企業のアウトソーシング利用、基幹業務も対象に

コスト削減とサービス最適化が“後押し”
(2007年06月01日)

 米国プライスウォーターハウスクーパース(PwC)がこのほど発表した調査リポートによると、業務担当上級役員の大半が、今後もITや人事、研究開発などの業務をアウトソーシングし続ける意向だという。コスト削減とサービス最適化を目指す企業では、基幹業務もアウトソーシングの対象となりつつある。

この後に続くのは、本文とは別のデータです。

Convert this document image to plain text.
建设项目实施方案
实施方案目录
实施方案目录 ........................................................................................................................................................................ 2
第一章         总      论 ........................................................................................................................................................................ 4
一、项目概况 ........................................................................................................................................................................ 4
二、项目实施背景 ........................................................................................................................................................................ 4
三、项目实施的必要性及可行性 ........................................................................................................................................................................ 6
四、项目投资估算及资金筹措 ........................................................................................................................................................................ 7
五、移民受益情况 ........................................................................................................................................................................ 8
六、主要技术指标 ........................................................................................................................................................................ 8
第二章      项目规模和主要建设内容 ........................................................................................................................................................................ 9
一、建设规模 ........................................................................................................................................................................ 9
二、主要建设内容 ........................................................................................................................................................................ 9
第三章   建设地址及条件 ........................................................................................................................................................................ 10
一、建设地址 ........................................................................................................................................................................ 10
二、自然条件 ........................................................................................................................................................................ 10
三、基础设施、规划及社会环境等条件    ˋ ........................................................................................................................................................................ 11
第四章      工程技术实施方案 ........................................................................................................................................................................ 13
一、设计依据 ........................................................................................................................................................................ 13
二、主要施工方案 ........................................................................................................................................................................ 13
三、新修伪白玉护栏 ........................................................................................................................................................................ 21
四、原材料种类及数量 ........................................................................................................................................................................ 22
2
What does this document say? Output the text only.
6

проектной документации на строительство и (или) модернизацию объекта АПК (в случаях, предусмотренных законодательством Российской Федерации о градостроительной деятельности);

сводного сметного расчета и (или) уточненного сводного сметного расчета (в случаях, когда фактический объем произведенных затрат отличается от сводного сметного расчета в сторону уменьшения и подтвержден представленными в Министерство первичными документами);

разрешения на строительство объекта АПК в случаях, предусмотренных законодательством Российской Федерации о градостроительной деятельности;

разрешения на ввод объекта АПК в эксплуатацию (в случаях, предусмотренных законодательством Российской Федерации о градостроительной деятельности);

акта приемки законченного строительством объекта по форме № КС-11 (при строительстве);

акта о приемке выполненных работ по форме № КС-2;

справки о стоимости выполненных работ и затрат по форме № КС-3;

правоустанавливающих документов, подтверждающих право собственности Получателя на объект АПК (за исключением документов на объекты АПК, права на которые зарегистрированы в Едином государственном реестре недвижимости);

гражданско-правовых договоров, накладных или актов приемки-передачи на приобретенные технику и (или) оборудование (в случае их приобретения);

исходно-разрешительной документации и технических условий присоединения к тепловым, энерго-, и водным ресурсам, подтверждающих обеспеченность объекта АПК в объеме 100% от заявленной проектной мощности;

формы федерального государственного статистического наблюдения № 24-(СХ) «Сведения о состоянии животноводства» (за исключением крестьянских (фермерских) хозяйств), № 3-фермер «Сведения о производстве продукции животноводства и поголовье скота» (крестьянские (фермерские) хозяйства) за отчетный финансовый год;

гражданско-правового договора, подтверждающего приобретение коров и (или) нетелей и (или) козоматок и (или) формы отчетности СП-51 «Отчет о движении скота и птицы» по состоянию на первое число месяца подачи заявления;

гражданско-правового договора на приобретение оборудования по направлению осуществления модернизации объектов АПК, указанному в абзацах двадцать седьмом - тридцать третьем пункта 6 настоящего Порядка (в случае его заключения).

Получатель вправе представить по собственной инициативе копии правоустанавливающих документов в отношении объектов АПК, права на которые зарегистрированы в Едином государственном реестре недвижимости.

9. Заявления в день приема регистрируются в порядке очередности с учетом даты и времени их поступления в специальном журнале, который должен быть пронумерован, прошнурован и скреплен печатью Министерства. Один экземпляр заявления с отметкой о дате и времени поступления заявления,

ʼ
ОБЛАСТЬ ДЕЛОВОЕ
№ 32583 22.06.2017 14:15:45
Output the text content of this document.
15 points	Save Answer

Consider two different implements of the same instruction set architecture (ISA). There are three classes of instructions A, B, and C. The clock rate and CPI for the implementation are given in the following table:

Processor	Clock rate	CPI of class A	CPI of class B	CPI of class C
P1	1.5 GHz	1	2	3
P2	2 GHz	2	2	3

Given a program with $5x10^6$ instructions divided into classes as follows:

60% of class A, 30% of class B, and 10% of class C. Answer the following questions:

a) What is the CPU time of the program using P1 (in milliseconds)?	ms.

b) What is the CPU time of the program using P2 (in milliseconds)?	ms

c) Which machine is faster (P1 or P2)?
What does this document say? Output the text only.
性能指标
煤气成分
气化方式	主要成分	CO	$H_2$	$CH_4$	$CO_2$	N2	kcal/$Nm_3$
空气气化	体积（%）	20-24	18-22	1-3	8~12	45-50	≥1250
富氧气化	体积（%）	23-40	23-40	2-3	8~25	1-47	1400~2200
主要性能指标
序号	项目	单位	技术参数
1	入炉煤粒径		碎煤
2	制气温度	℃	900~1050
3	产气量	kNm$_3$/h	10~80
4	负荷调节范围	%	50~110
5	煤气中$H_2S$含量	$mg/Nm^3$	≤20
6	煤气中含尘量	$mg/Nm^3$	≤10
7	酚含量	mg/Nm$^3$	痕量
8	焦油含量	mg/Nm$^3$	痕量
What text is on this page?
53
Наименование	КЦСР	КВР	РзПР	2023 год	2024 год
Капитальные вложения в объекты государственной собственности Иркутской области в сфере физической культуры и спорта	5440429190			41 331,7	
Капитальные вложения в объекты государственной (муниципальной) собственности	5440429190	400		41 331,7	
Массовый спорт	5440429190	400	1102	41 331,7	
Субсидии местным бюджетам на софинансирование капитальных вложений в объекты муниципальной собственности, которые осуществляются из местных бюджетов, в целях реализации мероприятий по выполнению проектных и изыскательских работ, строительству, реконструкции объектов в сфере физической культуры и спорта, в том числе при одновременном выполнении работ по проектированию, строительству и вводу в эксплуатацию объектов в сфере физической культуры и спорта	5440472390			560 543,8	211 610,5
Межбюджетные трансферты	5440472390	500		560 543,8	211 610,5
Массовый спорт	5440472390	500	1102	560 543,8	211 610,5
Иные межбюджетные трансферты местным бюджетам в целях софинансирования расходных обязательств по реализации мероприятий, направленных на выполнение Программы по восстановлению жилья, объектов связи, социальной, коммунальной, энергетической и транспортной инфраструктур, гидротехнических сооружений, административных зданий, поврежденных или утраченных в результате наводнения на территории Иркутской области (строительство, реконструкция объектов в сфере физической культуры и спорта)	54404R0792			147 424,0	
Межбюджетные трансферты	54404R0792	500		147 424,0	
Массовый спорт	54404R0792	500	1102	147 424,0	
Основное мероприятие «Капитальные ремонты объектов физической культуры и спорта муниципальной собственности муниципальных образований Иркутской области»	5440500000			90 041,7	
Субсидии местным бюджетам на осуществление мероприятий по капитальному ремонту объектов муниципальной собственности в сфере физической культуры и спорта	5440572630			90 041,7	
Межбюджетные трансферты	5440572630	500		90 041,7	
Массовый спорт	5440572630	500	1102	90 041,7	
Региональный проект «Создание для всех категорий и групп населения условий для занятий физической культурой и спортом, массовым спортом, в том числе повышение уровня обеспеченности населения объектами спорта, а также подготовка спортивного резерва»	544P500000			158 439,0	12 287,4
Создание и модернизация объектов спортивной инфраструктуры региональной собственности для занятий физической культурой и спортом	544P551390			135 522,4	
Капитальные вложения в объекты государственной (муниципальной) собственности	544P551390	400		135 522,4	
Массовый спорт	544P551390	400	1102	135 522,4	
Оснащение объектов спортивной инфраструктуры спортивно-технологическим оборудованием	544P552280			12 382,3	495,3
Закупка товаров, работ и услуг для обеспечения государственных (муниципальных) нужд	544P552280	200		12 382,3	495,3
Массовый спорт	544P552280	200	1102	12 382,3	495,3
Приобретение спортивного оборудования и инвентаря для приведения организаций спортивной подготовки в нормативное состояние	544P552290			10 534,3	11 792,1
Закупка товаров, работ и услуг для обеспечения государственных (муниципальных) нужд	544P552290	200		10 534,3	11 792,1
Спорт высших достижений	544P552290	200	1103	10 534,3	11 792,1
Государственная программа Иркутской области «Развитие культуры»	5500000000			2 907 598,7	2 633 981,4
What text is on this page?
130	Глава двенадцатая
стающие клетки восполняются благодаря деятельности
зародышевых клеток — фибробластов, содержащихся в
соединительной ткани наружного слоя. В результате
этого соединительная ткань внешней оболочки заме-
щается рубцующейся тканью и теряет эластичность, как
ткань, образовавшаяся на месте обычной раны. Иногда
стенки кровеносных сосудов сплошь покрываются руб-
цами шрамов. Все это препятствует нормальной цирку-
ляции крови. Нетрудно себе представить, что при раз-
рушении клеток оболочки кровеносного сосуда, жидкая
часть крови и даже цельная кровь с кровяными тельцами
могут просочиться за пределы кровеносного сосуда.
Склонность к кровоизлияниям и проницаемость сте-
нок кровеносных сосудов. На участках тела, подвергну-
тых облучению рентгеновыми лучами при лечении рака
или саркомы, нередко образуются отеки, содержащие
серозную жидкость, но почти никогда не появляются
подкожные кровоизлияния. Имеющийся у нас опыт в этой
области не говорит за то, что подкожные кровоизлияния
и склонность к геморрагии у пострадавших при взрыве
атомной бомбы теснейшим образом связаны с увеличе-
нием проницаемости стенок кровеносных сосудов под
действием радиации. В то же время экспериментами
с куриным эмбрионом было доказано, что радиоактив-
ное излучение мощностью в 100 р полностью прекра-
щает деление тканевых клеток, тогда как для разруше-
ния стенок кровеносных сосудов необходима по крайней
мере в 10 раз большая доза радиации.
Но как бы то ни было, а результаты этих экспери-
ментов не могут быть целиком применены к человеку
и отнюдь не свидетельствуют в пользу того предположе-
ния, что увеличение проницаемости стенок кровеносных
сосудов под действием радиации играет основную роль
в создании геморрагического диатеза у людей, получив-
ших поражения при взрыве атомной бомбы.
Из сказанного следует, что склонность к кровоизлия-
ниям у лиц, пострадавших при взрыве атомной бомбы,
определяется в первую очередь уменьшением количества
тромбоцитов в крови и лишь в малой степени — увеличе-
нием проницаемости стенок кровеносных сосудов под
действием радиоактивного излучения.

 PwCの調査は、およそ300人の業務担当上級役員を対象に実施された。回答者が所属する企業の所在地は世界19カ国にわたっている。

 『Outsourcing comes of age:the rise of collaborative partnering(アウトソーシングの成熟:コラボレーティブ提携の台頭)』と題された調査リポートによると、回答者の87%がアウトソーシングの結果に満足していると答えている。また、(満足する結果が得られない経験をしたとしても)再びアウトソーシングすると答えた回答者は90%を超えた。

 アウトソーシングを促す主な要因としては、コスト削減、有能な人材へのアクセス、ビジネス・モデルの柔軟性強化が依然として多い。だが、これら以外の要因を挙げる企業も増えていると、同リポートでは指摘している。

 例えば、回答者の40%以上が顧客との関係強化と答えている。また、新製品やサービスに役立つと答えた人が37%、地理的な事業拡大に際してアウトソーシングが重要な役割を果たすと答えた人も3分の1ほどいた。

 さらに、回答者の多くは、自社ビジネスにおいて重要となる基幹業務をアウトソーシングすることに前向きだ。調査リポートには、「回答者の多く(53%)が、中核的と見なしている業務のアウトソーシングを示唆した」と記されている。

 アウトソーシング対象として最も多かった業務はIT関連で、回答者のおよそ60%がアウトソーシングしていると答えている。しかし、戦略的と見なされる業務を1つまたは複数アウトソーシングしていると答えた回答者も70%に達した。また、半数以上の回答者が中核的な製品やサービスの製造/流通業務をアウトソーシングしており、およそ3分の1が販売/マーケティング業務を、32%が研究開発をアウトソーシングしている。

 この点について、調査リポートでは「アウトソーシングの動きが、企業のいちばん外側に位置する重要度の低い非中核的な業務から、その内側にある重要度の高い基幹業務にも広がりつつあることが明白になった」と結論づけている。

 PwCはこのほか、サービスの提供方法も今後変化すると指摘している。なかでも具体的な成果が期待できるのは、コラボレーティブ・アウトソーシング(提携などにより複数のサービス・プロバイダーが関与するような契約)だという。